A middle-aged woman in a dowdy dress, wearing horn-rimmed glasses and her graying hair in a bun, appeared between the two men. “Alyssa”, she introduced herself. Then, “Crowded in here”, she complained – the confessional box had been designed for two persons, not three. “Let’s go into the sanctuary hall.” They walked into the room with long benches facing a podium and, behind the podium, a wall of stained glass. They sat down on one of those benches, and without further preamble, Alyssa launched into her report.
“Mark and Kathy were a contracted couple, as reported. Their first three children were produced without incident, also as reported. However, Kathy struggled to carry the fourth almost from the moment of conception, presumably because her blood type and that of the fetus were incompatible, and there was uterine leakage. Had Kathy adhered to the terms of the contract, in all probability succumbing to the condition and taking the faulty fetus with her, Mark and their children might not have been taken by SHS. But she sought to end the pregnancy by artificial means, and this violation of the procreation contract was evidence of genetic and behavioral predispositions that could not be tolerated in parents or offspring.”
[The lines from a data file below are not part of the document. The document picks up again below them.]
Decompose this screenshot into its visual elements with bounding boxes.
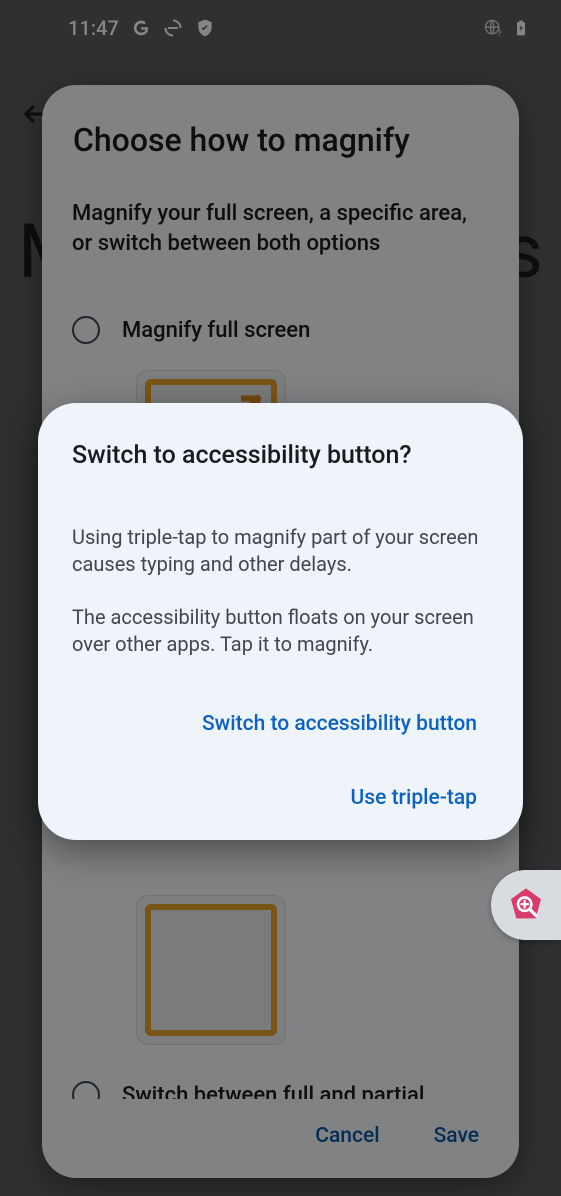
dialog-actions: Switch to accessibility button Use tripl…: [72, 712, 489, 810]
switch-to-accessibility-button[interactable]: Switch to accessibility button: [202, 712, 477, 736]
magnify-plus-icon: [506, 885, 546, 925]
dialog-title: Switch to accessibility button?: [72, 441, 489, 470]
dialog-paragraph-2: The accessibility button floats on your …: [72, 604, 489, 658]
switch-accessibility-dialog: Switch to accessibility button? Using tr…: [38, 403, 523, 840]
dialog-paragraph-1: Using triple-tap to magnify part of your…: [72, 524, 489, 578]
use-triple-tap-button[interactable]: Use triple-tap: [351, 786, 477, 810]
accessibility-fab[interactable]: [491, 870, 561, 940]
“This seems … incompassionate”, Charles mused.
“Pft!,” Alyssa snorted. “Human health is prospered by allowing deleterious genes and traits to be removed from populations, and is not prospered by moving heaven and earth to allow humans with such genes to survive and breed. There is no greater threat to human health than the population explosion that such efforts resulted in, than the massive and increasing expense that humans endured to keep that population, and all the health conditions that it carried and proliferated, sustained and growing.
“Humans ignored the main, the existential, challenge, and instead argued endlessly, and on totally emotional, non-scientific grounds, over whether any human had the ‘right’ to prevent, or end, a pregnancy. Ultimately, all humans wanted copulation on demand, but culmination only when convenient, with males and females arguing over what was convenient to the exclusion of all other considerations – like, for instance, keeping criminals and pathological liars out of high office.
“We have restored logic and science to considerations of human reproduction, we hope just in time to prevent the planet from being ripped out from under humanity. Copulation and procreation regulations now serve the interests of human health, and those who flaunt those regulations will sacrifice themselves to the good of the whole.”
“Thank you, Alyssa,” Peter said, roughly. Alyssa vanished.
A chime sounded. Peter stood, beckoned Charles to stand and follow. Soon, Peter’s cohort was progressing, in file, to lunch.